When you have been seeing someone for an extended amount of time, and you finally get the courage to ask their parents permission to marry, what do you do if they decide to reject your right to marry because of your physical or mental disability?
Some have tried to reduce the concept of love to nothing more than neurochemical reactions in the brain, that it is just an addiction to an endorphin rush. But it goes so much further then that, especially for those with something that makes them "different" than everyone else, like a physical or mental disability. It's an end to a search for acceptance, a relief from the "puzzled" stares.
If I could place anything as my number one goal in life as a kid, it would have been "to find a girlfriend." This is all I seemed to care about, because I had such an awareness of how "different" I was becoming everyday. For some reason I lifted the love of a girl higher than that of the love of family because in some way it was less obligatory, becoming in some sense "more real." If I could just find someone who accepted me "for me", then somehow I could finally enjoy who I was. This meant that I fell for girls, fast and often, which led to lots of rejection. The more I was rejected, the more and more I thought it was because of my disease. When I started receiving enzyme replacement therapy at 17 and my symptoms seemed to "improve", I got my first "break". Which was good at the time, but reinforced the idea that it was my disease that was preventing me from being loved. When I was forced into a wheelchair at age 22, I began to feel I was doomed to be forever alone.
I had become convinced of a social mindset that life with a disability is not really a "life" at all, it was an end to all things. I had forgotten the body's ability to adapt and thrive through such external limiting forces is a miracle in and of itself. I had let myself believe that no one could love anyone with a disability, because nature hates the weak, and society does everything it can to avoid those that bring them down. I have been extremely blessed to find someone that has broken me out of my mindset and my shell, and for the sake of privacy we shall call her Sophie.
Being in a stable and loving relationship, and the feeling of true acceptance drove those years of loneliness and rejection out of my mind. Even with the added complications the disease has brought on within this last year, we remain strong. The depth of our feelings for each other became even more apparent to us one day, as well as her family. As far as her parents were aware, we were just very good friends, until the day I was checked into the ICU in June of 2014 and was told I may not have very long. After visiting me on one of my first few days there, Sophie went home and burst into tears the moment she walked in through the door. Nothing else was mentioned until the next day when the parents asked why she would cry so intensely for "just a friend". Informing them of our deep bond was met with mixed responses, a loving hug from her father but silence from her mother.

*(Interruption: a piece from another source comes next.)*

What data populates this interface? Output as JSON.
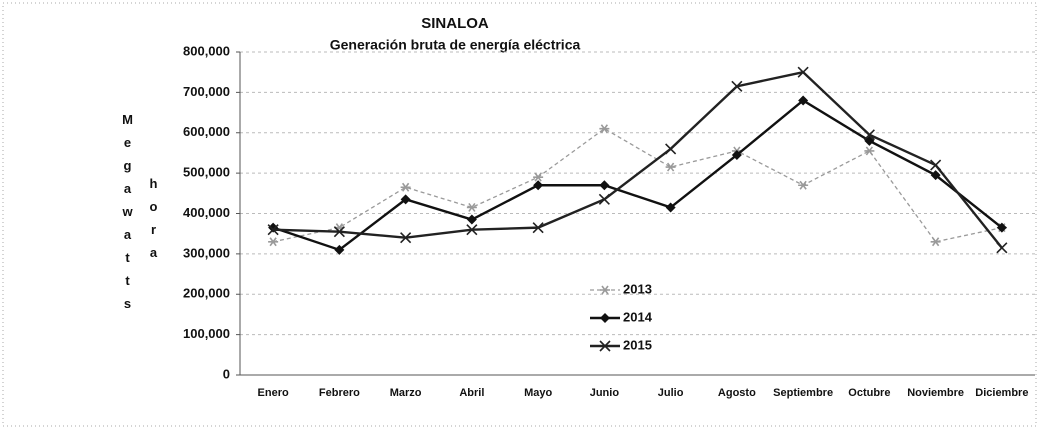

I would find out that arguments would break out over the course of the next few weeks between the three of them over the "logic" of being in a relationship with me. While the father was not against the idea, he was still undecided. Whereas the mother however was very much against it all together. "How is he going to take care of you? Why would you throw the rest of your life away for just a few years of 'pleasure' with him? What if you have kids, who's going to help you take care of them, and if he dies, who's going to want to be with a widowed mother? I did not work this hard for my daughter to just throw her life away, I'm going to do everything I can to make sure this never happens!" (I've also been told that the mother displayed true anxiety and "physical complications" around this time, over the idea of the relationship.) For so many years I had been so preoccupied with finding a girl that would accept me, that it completely blindsided me to hear such vehement rejection from the parents. After all, I'd always received such empathy and acceptance from other parental figures all my life. Hearing about every question the mother continued to barrage Sophie with only brought back all of my fears and questions about my role as a man. When looking at it pragmatically, it's true, why would anyone ever want to marry a disabled man who brings them no physical or monetary value whatsoever? But is that all marriage is, what brings US value?
What made this even more confusing was knowing that both of our families shared a common ideology, and that there was a screaming contradiction in everything that was being asked. If we teach our children that the right thing to do in life is not pursue things that only encourage selfishness and arrogance, and that true love is not selfish; giving up everything you want for that of the other person. Then isn't it sheer hypocrisy to them berate your child for doing exactly that? Though the same hypocrisy could be leveraged at me, aren't I being just as selfishly hypocritical by asking Sophie to live the rest of her life taking care of me until I die, whenever that may be? How could I let my kids grow up without a father, and feel right about making her a single mother? If to bring about my happiness it means throwing her hopes and dreams out the window, aren't I being just a selfish, even if this is what she wants?
We both have the desire to marry. However, Sophie does not believe in marrying without parental blessing, and I don't want to cause her to be cut off from her family and friends if we eloped. Living together and physical intimacy outside of the marriage is a nonstarter for the both of us. In this situation I feel as if I have no power, no say, and there is nothing I can do but wait. I understand what the mother is saying, but my only response is to quote Fiddler on the Roof, "Even a poor tailor is entitled to happiness!"